La empresa, fundada hace más de 200 años, comenzó su letargo con un crisis de imagen luego de que un rifle de asalto de su fabricación, el Bushmaster AR-15, fuera empleado en la masacre de 2012 de la escuela Sandy Hook, en la que murieron 20 estudiantes y seis maestros.

En documentos ingresados en una corte del estado de Delaware, Remington expresó que tenía deudas de entre 100 y 500 millones de dólares, en tanto que sus ventas durante el año pasado retrocedieron 27.2 por ciento respecto de las de 2016.

La empresa ha experimentado momentos financieros complicados desde la llegada de Donald Trump a la presidencia, debido a que las ventas de armas disminuyen en Estados Unidos durante un gobierno que en general se opone a mayores controles para la comercialización de armamentos.

Remington además enfrenta demandas de parte de los padres de las víctimas de Sandy Hook en la corte Suprema del estado de Connecticut, quienes señalan la responsabilidad de la empresa en la masacre.

Los abogados que representan a las familias de Sandy Hook en la demanda señalaron a medios de información que no esperaban que la bancarrota del fabricante de armas afectara su caso.

Tras la mascare de Sandy Hook, el fondo de inversión Cerberus Capital Management, dueño del fabricante de armas Remington Outdoors, fue presionado por sus inversionistas para vender la empresa.
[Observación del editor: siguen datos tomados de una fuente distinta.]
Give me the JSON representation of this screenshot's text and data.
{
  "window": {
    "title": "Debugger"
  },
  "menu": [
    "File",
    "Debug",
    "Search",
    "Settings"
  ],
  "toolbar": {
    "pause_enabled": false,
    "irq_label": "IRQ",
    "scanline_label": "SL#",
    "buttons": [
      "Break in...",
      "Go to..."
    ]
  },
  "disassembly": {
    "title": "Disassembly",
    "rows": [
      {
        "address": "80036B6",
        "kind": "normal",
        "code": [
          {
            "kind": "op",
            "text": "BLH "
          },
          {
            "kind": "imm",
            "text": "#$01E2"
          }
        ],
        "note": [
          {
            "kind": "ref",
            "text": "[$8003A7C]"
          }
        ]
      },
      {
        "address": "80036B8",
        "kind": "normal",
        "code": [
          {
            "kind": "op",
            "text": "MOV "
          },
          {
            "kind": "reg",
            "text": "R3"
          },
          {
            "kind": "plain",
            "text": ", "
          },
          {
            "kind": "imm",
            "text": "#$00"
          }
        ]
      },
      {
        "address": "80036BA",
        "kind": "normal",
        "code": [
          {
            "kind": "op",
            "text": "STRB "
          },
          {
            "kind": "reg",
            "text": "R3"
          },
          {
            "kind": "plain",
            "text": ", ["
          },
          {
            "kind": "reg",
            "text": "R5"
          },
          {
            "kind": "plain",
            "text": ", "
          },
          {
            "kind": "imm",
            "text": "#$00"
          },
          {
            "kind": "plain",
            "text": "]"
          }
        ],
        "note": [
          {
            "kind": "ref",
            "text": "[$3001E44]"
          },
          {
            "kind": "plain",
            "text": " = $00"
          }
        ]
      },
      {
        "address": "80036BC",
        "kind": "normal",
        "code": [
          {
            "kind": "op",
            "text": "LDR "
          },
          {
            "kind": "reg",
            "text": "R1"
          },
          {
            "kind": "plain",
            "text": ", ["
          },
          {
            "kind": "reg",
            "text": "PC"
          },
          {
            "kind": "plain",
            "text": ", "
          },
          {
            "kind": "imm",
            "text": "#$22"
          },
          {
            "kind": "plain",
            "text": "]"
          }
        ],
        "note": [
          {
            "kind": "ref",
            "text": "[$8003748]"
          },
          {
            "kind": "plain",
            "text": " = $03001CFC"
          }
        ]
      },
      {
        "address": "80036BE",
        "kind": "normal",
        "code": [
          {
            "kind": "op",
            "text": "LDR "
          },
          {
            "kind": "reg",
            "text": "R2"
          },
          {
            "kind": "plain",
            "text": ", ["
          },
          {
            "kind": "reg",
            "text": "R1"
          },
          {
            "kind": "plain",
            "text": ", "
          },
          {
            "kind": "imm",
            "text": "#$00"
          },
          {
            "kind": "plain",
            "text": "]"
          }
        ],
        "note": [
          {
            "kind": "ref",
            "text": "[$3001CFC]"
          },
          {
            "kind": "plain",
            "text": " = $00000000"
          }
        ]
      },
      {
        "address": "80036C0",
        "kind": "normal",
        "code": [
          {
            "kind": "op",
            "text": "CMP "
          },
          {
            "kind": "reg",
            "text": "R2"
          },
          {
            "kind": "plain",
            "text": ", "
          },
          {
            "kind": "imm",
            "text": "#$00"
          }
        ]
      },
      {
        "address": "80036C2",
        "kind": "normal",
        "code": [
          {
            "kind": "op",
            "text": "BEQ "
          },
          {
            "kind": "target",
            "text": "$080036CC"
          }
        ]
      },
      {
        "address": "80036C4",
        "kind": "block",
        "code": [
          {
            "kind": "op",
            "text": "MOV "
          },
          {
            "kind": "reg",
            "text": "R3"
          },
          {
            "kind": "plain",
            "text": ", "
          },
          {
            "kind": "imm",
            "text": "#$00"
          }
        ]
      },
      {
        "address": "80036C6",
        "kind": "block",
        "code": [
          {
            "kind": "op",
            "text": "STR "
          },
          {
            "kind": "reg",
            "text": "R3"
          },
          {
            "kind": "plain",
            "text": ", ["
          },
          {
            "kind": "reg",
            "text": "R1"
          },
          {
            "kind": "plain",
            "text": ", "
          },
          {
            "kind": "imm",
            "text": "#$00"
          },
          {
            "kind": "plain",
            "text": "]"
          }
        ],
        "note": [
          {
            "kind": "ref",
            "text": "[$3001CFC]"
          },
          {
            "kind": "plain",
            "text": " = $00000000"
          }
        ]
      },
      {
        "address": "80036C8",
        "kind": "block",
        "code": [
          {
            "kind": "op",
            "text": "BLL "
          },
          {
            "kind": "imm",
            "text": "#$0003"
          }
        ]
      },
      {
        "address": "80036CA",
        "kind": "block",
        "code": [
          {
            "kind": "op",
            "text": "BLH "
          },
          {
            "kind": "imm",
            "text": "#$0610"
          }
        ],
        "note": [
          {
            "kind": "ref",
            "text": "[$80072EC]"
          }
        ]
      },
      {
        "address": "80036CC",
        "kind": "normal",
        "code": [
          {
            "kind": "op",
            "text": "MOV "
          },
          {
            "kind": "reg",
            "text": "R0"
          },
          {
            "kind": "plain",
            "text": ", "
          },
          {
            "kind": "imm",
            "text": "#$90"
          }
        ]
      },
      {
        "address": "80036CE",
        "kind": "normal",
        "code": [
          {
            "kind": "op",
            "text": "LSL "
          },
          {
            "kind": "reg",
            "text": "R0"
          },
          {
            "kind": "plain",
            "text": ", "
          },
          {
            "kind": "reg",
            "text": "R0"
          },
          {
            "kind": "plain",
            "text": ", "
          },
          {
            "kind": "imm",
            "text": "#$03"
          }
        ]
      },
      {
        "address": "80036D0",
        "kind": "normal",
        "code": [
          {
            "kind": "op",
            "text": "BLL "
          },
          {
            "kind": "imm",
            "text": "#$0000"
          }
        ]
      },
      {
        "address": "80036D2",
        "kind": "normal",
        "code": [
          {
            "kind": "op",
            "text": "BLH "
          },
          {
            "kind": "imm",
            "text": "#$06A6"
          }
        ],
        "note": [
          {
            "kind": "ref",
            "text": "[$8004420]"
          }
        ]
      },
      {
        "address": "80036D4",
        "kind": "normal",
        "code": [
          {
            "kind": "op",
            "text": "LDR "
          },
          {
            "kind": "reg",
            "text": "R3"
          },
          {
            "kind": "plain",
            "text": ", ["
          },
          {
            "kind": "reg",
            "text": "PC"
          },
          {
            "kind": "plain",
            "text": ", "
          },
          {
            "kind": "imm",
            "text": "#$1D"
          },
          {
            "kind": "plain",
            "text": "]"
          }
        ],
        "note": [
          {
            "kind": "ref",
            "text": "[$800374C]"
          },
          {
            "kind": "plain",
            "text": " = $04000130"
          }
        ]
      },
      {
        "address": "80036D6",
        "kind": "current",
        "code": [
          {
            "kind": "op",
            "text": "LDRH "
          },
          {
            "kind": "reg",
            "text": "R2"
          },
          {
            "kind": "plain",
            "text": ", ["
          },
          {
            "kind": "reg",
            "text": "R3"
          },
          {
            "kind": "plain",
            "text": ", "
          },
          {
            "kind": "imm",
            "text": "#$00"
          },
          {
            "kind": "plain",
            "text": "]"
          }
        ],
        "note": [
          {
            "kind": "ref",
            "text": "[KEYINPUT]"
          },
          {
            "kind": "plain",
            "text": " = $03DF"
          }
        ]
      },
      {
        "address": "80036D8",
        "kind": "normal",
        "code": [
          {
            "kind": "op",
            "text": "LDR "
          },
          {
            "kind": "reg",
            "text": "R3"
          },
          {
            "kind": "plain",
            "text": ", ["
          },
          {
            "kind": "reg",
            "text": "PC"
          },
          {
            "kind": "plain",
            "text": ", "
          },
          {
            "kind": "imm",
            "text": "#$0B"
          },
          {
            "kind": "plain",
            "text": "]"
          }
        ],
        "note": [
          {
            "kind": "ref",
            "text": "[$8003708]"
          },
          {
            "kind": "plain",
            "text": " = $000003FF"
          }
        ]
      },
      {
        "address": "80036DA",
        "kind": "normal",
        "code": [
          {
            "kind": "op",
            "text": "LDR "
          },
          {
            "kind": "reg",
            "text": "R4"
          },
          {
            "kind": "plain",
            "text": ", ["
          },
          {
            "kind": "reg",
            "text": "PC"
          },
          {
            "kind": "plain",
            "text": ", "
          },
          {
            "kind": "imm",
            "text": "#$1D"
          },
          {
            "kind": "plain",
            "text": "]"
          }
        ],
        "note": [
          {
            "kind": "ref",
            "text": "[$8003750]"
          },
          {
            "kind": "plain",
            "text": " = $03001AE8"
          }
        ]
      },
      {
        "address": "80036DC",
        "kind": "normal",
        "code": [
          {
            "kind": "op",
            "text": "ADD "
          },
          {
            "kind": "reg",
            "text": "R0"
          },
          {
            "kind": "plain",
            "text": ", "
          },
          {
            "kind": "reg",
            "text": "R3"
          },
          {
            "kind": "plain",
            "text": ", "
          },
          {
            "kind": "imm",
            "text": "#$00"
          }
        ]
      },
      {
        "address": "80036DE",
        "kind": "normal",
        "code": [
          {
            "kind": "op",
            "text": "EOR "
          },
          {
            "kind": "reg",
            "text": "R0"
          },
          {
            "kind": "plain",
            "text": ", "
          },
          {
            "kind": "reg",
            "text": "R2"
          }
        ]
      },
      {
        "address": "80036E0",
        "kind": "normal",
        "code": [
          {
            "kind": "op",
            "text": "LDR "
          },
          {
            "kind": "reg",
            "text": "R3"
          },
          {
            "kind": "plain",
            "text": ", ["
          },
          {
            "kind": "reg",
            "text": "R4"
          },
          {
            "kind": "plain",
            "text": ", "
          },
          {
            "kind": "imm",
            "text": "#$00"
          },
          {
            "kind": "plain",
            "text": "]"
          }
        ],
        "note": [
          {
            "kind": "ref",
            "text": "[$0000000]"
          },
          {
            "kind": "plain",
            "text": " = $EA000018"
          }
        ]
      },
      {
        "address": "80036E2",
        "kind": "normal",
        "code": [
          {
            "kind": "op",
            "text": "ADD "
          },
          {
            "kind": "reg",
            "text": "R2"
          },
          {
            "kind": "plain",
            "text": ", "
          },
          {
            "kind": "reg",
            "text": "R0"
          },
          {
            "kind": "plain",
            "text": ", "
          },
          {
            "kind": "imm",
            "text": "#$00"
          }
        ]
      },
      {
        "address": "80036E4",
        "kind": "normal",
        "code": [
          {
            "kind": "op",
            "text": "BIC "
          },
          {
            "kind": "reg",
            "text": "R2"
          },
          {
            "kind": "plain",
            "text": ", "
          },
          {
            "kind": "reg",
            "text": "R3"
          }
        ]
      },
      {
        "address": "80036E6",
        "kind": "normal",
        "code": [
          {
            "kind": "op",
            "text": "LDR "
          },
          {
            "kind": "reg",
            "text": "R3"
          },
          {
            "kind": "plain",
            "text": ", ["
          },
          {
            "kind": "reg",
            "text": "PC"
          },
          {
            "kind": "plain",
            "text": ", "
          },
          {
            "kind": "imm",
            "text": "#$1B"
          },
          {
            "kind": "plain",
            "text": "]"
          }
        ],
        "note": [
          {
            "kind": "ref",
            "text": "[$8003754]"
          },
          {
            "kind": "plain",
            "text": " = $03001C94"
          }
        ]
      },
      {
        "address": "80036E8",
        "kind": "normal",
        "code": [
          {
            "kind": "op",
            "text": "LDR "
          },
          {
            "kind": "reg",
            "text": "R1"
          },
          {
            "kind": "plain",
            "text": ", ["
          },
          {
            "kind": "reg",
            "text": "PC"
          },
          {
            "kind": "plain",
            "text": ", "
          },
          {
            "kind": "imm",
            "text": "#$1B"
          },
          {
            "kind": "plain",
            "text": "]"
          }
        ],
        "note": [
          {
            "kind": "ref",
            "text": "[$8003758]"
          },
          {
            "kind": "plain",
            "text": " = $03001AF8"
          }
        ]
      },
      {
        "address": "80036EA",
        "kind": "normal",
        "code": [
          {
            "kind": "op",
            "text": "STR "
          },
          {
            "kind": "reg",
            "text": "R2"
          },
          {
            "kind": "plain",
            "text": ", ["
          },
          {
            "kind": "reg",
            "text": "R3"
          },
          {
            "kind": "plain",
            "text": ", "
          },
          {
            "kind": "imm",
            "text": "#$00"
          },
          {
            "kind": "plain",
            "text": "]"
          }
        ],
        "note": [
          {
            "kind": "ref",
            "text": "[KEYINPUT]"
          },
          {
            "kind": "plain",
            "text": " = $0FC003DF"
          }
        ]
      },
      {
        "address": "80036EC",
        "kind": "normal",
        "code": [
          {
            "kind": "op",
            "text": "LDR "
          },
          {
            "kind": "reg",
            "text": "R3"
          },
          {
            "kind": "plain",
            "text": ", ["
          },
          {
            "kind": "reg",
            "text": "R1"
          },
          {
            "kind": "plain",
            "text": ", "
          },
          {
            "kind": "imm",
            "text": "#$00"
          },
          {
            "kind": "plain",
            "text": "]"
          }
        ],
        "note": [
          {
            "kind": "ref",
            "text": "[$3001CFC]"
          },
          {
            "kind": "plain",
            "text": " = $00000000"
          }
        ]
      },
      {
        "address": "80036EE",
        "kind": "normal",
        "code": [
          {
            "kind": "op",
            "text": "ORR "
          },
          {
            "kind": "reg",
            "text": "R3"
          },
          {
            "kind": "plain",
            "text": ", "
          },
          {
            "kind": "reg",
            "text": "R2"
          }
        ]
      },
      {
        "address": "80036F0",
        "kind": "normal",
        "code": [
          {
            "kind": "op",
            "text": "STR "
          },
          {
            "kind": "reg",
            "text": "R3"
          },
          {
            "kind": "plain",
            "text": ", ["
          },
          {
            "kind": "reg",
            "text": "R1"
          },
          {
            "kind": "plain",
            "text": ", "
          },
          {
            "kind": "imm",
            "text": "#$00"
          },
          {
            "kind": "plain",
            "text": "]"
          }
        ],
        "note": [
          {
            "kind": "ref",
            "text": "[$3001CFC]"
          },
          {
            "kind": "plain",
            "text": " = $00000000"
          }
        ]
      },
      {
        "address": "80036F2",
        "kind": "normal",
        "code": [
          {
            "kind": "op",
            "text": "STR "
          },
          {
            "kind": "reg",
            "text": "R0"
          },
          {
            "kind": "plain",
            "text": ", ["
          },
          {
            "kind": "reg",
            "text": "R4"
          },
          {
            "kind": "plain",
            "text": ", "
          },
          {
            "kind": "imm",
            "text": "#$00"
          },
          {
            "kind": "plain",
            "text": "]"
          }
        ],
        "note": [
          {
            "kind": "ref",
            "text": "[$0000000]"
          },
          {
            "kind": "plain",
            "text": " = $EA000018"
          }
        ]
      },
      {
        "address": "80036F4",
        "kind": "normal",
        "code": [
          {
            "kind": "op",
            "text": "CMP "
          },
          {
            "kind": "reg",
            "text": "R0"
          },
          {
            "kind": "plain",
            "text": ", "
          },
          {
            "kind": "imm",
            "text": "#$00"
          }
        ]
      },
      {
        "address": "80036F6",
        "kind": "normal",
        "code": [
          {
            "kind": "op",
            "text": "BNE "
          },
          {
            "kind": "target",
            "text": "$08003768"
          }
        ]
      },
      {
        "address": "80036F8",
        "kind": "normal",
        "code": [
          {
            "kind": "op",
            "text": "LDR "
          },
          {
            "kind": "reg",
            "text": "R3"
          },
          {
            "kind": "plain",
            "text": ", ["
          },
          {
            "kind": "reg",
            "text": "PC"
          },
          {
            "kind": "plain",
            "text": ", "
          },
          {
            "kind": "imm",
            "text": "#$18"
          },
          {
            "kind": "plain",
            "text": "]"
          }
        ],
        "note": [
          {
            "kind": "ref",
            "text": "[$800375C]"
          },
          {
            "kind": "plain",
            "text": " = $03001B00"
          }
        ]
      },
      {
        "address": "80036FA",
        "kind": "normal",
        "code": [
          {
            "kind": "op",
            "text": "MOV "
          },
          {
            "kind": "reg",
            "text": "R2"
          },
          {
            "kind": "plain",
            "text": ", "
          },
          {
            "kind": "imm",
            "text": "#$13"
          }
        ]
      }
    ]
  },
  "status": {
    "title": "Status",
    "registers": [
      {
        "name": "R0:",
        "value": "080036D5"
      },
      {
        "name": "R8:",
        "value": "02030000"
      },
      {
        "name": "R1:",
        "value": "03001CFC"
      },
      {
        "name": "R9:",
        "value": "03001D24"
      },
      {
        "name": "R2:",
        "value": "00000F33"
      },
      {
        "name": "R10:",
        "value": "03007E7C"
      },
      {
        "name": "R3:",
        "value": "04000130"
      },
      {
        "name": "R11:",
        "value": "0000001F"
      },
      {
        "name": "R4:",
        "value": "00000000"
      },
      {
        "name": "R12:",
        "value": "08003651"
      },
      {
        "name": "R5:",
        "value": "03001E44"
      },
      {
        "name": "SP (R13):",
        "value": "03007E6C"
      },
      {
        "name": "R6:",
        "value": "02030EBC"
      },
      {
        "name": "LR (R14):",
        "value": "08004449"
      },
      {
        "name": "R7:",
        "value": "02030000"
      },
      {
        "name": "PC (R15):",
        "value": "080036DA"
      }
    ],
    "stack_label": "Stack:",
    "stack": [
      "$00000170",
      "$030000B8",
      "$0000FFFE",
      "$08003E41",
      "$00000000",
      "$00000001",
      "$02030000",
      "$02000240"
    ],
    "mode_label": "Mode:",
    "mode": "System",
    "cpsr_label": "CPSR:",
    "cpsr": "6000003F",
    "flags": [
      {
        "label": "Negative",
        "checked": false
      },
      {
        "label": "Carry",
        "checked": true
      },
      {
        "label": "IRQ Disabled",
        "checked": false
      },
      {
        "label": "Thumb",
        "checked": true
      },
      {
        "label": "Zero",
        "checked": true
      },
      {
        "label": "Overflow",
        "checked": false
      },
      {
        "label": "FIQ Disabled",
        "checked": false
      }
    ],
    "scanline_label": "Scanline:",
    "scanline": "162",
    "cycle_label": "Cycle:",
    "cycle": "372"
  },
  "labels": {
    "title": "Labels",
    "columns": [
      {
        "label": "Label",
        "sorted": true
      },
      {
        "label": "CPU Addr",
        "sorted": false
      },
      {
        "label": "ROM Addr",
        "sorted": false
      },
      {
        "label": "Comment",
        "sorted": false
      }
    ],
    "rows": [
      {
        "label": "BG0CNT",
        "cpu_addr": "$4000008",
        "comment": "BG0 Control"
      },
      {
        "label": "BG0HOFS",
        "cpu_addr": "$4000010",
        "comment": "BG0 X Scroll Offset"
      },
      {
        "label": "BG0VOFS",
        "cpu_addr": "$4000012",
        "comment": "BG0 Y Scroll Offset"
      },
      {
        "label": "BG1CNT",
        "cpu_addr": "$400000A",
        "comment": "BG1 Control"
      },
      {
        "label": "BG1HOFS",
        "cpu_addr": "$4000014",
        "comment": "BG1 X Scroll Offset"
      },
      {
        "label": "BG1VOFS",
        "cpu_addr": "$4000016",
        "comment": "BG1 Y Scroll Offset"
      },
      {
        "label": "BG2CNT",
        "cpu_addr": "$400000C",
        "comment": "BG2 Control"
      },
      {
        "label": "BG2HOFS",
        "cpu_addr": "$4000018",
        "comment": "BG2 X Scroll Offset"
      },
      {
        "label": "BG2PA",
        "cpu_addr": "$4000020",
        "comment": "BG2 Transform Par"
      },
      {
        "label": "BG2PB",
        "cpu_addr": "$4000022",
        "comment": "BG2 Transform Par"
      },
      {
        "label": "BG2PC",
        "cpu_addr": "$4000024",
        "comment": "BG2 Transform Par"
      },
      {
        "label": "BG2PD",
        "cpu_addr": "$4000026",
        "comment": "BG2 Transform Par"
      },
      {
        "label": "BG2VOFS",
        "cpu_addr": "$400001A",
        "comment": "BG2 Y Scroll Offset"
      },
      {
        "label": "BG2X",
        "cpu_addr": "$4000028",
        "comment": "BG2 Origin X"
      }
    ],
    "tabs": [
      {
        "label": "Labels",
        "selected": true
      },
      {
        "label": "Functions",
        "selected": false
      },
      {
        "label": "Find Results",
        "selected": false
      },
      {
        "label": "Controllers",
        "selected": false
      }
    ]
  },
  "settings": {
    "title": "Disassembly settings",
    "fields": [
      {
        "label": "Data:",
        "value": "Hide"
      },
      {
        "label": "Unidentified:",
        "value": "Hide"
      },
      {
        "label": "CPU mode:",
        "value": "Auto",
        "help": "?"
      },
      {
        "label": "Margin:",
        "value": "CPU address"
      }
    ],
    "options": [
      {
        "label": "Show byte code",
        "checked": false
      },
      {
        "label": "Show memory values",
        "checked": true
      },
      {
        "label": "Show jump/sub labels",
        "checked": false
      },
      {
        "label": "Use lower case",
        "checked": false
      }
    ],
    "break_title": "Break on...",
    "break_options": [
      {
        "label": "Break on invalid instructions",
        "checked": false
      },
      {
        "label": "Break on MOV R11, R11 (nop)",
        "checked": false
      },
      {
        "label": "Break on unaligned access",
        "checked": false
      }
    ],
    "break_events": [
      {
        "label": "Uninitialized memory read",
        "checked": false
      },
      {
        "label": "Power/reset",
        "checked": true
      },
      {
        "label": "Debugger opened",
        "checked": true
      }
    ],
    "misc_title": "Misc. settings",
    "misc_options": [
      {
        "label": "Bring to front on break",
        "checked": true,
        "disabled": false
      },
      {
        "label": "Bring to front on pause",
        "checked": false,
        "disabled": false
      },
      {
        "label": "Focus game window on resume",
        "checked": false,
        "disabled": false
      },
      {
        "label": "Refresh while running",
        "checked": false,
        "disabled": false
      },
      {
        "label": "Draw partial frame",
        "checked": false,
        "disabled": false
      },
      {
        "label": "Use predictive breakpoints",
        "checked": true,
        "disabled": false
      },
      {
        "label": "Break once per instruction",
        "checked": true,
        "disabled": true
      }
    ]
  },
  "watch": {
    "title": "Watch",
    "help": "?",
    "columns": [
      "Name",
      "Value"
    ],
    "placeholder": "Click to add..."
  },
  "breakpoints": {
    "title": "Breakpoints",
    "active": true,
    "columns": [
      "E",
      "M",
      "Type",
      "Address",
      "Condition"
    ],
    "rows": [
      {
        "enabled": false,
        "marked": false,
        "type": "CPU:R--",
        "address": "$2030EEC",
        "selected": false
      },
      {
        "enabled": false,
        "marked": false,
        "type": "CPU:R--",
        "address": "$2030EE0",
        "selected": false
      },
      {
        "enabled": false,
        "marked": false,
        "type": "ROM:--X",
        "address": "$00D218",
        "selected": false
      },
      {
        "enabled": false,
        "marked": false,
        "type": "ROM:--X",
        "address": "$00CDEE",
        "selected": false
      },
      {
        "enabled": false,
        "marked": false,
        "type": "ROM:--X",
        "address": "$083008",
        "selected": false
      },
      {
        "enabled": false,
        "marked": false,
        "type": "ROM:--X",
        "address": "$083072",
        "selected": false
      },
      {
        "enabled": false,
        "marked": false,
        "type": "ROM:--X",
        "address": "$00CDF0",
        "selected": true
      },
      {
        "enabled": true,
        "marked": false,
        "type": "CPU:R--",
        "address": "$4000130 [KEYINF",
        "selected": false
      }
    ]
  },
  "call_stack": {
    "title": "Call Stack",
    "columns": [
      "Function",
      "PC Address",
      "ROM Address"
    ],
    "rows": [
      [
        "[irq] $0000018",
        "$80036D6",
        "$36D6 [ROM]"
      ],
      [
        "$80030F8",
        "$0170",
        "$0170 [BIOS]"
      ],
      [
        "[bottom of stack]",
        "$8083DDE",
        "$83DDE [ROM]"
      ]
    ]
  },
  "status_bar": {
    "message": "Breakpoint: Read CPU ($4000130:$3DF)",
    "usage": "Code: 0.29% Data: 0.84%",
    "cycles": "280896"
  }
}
En una oleada histórica de activismo juvenil, cientos de miles de adolescentes y simpatizantes salieron el sábado a las calles de varias ciudades de Estados Unidos para manifestarse contra la violencia derivada de las armas de fuego.

La consigna del movimiento promete transformar el temor y duelo para que “expulse con el voto” a los políticos que se oponen a los controles de armas y exigir leyes más estrictas.

Los manifestantes tomaron las calles de Washington, así como en Boston, Nueva York, Chicago, Houston, Minneapolis, Phoenix, Los Ángeles y Oakland en números similares a las movilizaciones vistas durante la era de la guerra de Vietnam.

La movilización fue convocada por una generación de jóvenes, impulsada por los alumnos que sobrevivieron a la masacre a tiros de 17 personas ocurrida el 14 de febrero en una secundaria en Parkland, Florida.

La Asociación Nacional del Rifle (NRA por sus siglas en inglés) se mantuvo en silencio en Twitter durante las protestas, en contraste con su reacción a los paros escolares a nivel nacional del 14 de marzo contra la violencia por las armas de fuego, cuando publicó en un tuit una fotografía de un rifle de asalto y el mensaje “yo controlaré mis propias armas, gracias”.

El presidente Donald Trump pasaba el fin de semana en Florida y no hizo pronunciamiento alguno en Twitter.

El portavoz de la Casa Blanca, Zach Parkinson, dijo: “Aplaudimos a los numerosos jóvenes valientes estadounidenses que ejercen hoy sus derechos de la Primera Enmienda”.

El funcionario destacó los intentos de Trump para prohibir los dispositivos que convierten un arma semiautomática en automática así como el apoyo del mandatario a las medidas a favor de la seguridad de las escuelas y la ampliación de las revisiones de antecedentes antes de la venta de un arma.